I needed help in those days, I still do a lot of the time, but I also reach out and offer help when I can. And that makes me feel useful and connected.

So get on the phone to our local advocacy association,ring the helpline on 1890 818518. Find out where your local support group meets and ask them to put you in touch.

When they call, arrange to meet them ASAP. Okay, you may not "click" with this person in the same way you did with your long term friends. But you will have one thing in common and if you can start socialising with the group, you will meet others.
The point is to look outwards a bit and get connected.
xx
Anonymous said…
Hammy, here I go, on about emphasising the positives again, but have to say one unexpected positive originating from my son's ASD, is that I have met the most wonderful people, directly because of it.

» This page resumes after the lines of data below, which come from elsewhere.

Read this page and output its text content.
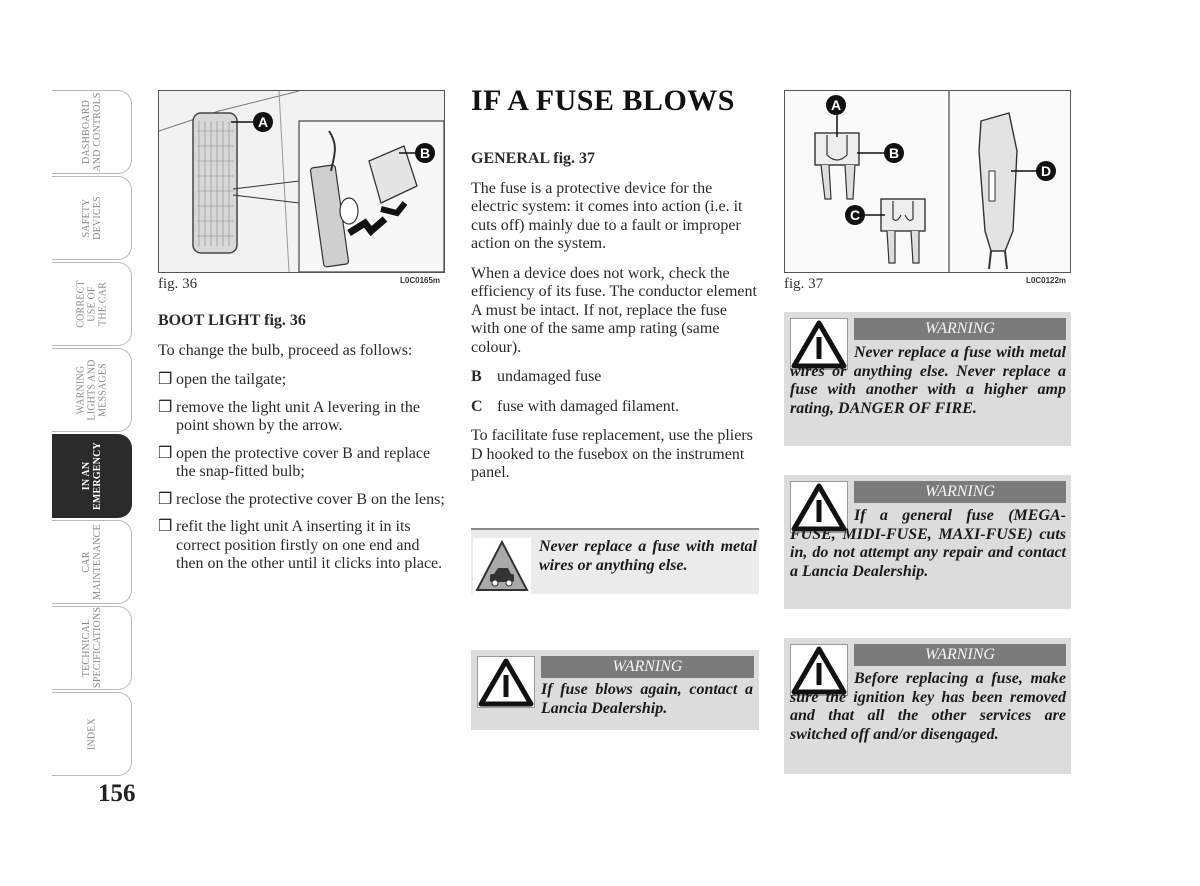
DASHBOARD
AND CONTROLS
SAFETY
DEVICES
CORRECT
USE OF
THE CAR
WARNING
LIGHTS AND
MESSAGES
IN AN
EMERGENCY
CAR
MAINTENANCE
TECHNICAL
SPECIFICATIONS
INDEX
156
A
B
fig. 36	L0C0165m
BOOT LIGHT fig. 36

To change the bulb, proceed as follows:

❒ open the tailgate;
❒ remove the light unit A levering in the point shown by the arrow.
❒ open the protective cover B and replace the snap-fitted bulb;
❒ reclose the protective cover B on the lens;
❒ refit the light unit A inserting it in its correct position firstly on one end and then on the other until it clicks into place.
IF A FUSE BLOWS
GENERAL fig. 37

The fuse is a protective device for the electric system: it comes into action (i.e. it cuts off) mainly due to a fault or improper action on the system.

When a device does not work, check the efficiency of its fuse. The conductor element A must be intact. If not, replace the fuse with one of the same amp rating (same colour).

B undamaged fuse
C fuse with damaged filament.

To facilitate fuse replacement, use the pliers D hooked to the fusebox on the instrument panel.

Never replace a fuse with metal wires or anything else.
WARNING
If fuse blows again, contact a Lancia Dealership.
A
B
C
D
fig. 37	L0C0122m
WARNING
Never replace a fuse with metal wires or anything else. Never replace a fuse with another with a higher amp rating, DANGER OF FIRE.
WARNING
If a general fuse (MEGA-FUSE, MIDI-FUSE, MAXI-FUSE) cuts in, do not attempt any repair and contact a Lancia Dealership.
WARNING
Before replacing a fuse, make sure the ignition key has been removed and that all the other services are switched off and/or disengaged.
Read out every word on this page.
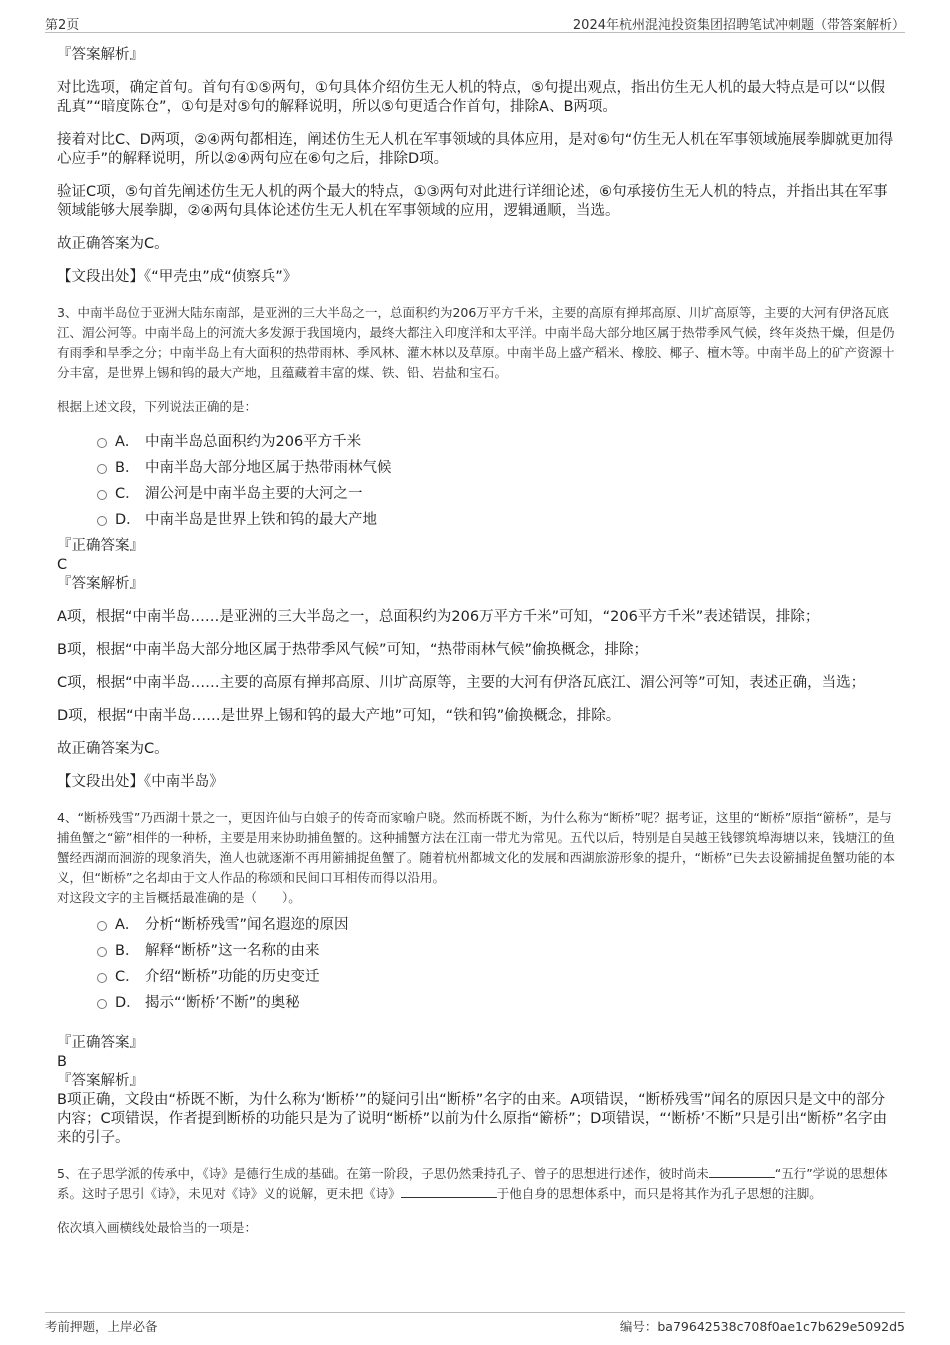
第2页	2024年杭州混沌投资集团招聘笔试冲刺题（带答案解析）

『答案解析』

对比选项，确定首句。首句有①⑤两句，①句具体介绍仿生无人机的特点，⑤句提出观点，指出仿生无人机的最大特点是可以“以假乱真”“暗度陈仓”，①句是对⑤句的解释说明，所以⑤句更适合作首句，排除A、B两项。

接着对比C、D两项，②④两句都相连，阐述仿生无人机在军事领域的具体应用，是对⑥句“仿生无人机在军事领域施展拳脚就更加得心应手”的解释说明，所以②④两句应在⑥句之后，排除D项。

验证C项，⑤句首先阐述仿生无人机的两个最大的特点，①③两句对此进行详细论述，⑥句承接仿生无人机的特点，并指出其在军事领域能够大展拳脚，②④两句具体论述仿生无人机在军事领域的应用，逻辑通顺，当选。

故正确答案为C。

【文段出处】《“甲壳虫”成“侦察兵”》

3、中南半岛位于亚洲大陆东南部，是亚洲的三大半岛之一，总面积约为206万平方千米，主要的高原有掸邦高原、川圹高原等，主要的大河有伊洛瓦底江、湄公河等。中南半岛上的河流大多发源于我国境内，最终大都注入印度洋和太平洋。中南半岛大部分地区属于热带季风气候，终年炎热干燥，但是仍有雨季和旱季之分；中南半岛上有大面积的热带雨林、季风林、灌木林以及草原。中南半岛上盛产稻米、橡胶、椰子、檀木等。中南半岛上的矿产资源十分丰富，是世界上锡和钨的最大产地，且蕴藏着丰富的煤、铁、铅、岩盐和宝石。

根据上述文段，下列说法正确的是：

A． 中南半岛总面积约为206平方千米
B． 中南半岛大部分地区属于热带雨林气候
C． 湄公河是中南半岛主要的大河之一
D． 中南半岛是世界上铁和钨的最大产地

『正确答案』

C

『答案解析』

A项，根据“中南半岛……是亚洲的三大半岛之一，总面积约为206万平方千米”可知，“206平方千米”表述错误，排除；

B项，根据“中南半岛大部分地区属于热带季风气候”可知，“热带雨林气候”偷换概念，排除；

C项，根据“中南半岛……主要的高原有掸邦高原、川圹高原等，主要的大河有伊洛瓦底江、湄公河等”可知，表述正确，当选；

D项，根据“中南半岛……是世界上锡和钨的最大产地”可知，“铁和钨”偷换概念，排除。

故正确答案为C。

【文段出处】《中南半岛》

4、“断桥残雪”乃西湖十景之一，更因许仙与白娘子的传奇而家喻户晓。然而桥既不断，为什么称为“断桥”呢？据考证，这里的“断桥”原指“簖桥”，是与捕鱼蟹之“簖”相伴的一种桥，主要是用来协助捕鱼蟹的。这种捕蟹方法在江南一带尤为常见。五代以后，特别是自吴越王钱镠筑埠海塘以来，钱塘江的鱼蟹经西湖而洄游的现象消失，渔人也就逐渐不再用簖捕捉鱼蟹了。随着杭州都城文化的发展和西湖旅游形象的提升，“断桥”已失去设簖捕捉鱼蟹功能的本义，但“断桥”之名却由于文人作品的称颂和民间口耳相传而得以沿用。

对这段文字的主旨概括最准确的是（　　）。

A． 分析“断桥残雪”闻名遐迩的原因
B． 解释“断桥”这一名称的由来
C． 介绍“断桥”功能的历史变迁
D． 揭示“‘断桥’不断”的奥秘

『正确答案』

B

『答案解析』

B项正确，文段由“桥既不断，为什么称为‘断桥’”的疑问引出“断桥”名字的由来。A项错误，“断桥残雪”闻名的原因只是文中的部分内容；C项错误，作者提到断桥的功能只是为了说明“断桥”以前为什么原指“簖桥”；D项错误，“‘断桥’不断”只是引出“断桥”名字由来的引子。

5、在子思学派的传承中，《诗》是德行生成的基础。在第一阶段，子思仍然秉持孔子、曾子的思想进行述作，彼时尚未	“五行”学说的思想体系。这时子思引《诗》，未见对《诗》义的说解，更未把《诗》	于他自身的思想体系中，而只是将其作为孔子思想的注脚。

依次填入画横线处最恰当的一项是：

考前押题，上岸必备	编号：ba79642538c708f0ae1c7b629e5092d5
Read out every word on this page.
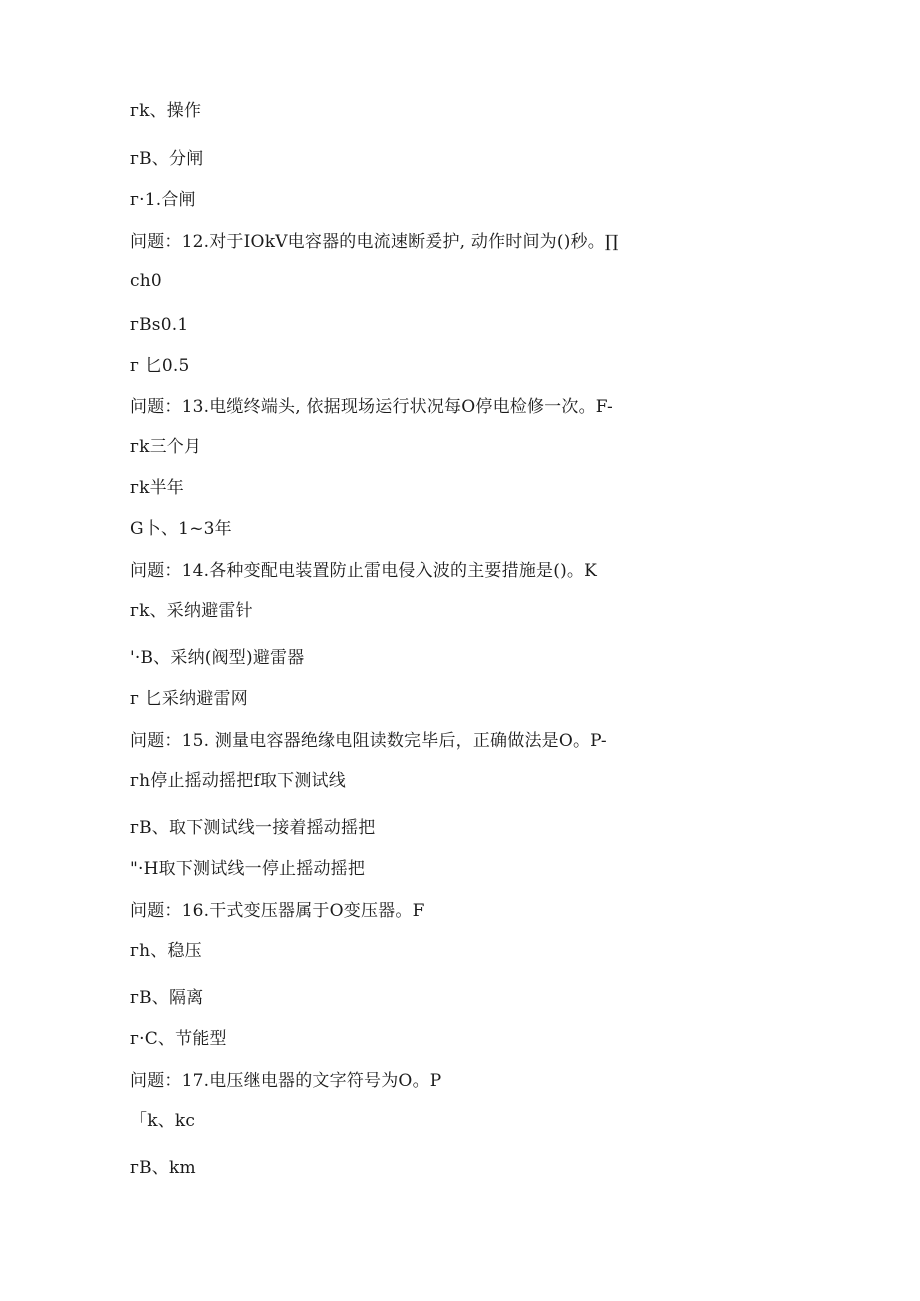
ᴦk、操作
ᴦB、分闸
ᴦ·1.合闸
问题：12.对于IOkV电容器的电流速断爰护, 动作时间为()秒。∏
ch0
ᴦBs0.1
ᴦ 匕0.5
问题：13.电缆终端头, 依据现场运行状况每O停电检修一次。F-
ᴦk三个月
ᴦk半年
G卜、1~3年
问题：14.各种变配电装置防止雷电侵入波的主要措施是()。K
ᴦk、采纳避雷针
'·B、采纳(阀型)避雷器
ᴦ 匕采纳避雷网
问题：15. 测量电容器绝缘电阻读数完毕后，正确做法是O。P-
ᴦh停止摇动摇把f取下测试线
ᴦB、取下测试线一接着摇动摇把
"·H取下测试线一停止摇动摇把
问题：16.干式变压器属于O变压器。F
ᴦh、稳压
ᴦB、隔离
ᴦ·C、节能型
问题：17.电压继电器的文字符号为O。P
「k、kc
ᴦB、km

It has also introduced me to caring/understanding facets of people in my existing network of family/friends that I never knew existed.
Wah
x
debbie said…
hammie, again, one of the biggest reasons i enjoy your blog is sometimes you describe my life! the isolation is a killer and a bigger struggle to me than the difficulties with the children. at least when we are home, and it is just us, no one is judging or criticizing, but the lonliness definitely gets me down.
Lisamaree said…
Hi Debbie, I was wondering where you had got to. Glad that you can share how you feel, I certainly find it less lonely to know there are people around the world in the same boat and they are only as far away as my laptop!
Thanks for the comments and please stay in touch!
xx
tabatha said…
Im lucky to have good friends and a sister worth her weight in gold but in the beginning I felt very alone and isolated until I looked for help and got friends.

Hammie were you a rep here or 'strailia', I worked in the off trade for years.

Gracie:)
Lisamaree said…
Sydney! Boutique On Premise mainly, but I started out doing the "ma and pa" bottle shops in the outer suburbs and worked my way in and up!

Lucky girl with your sis' Mine are 17,000 miles away. But they loved the Boo when they met him a couple of years ago.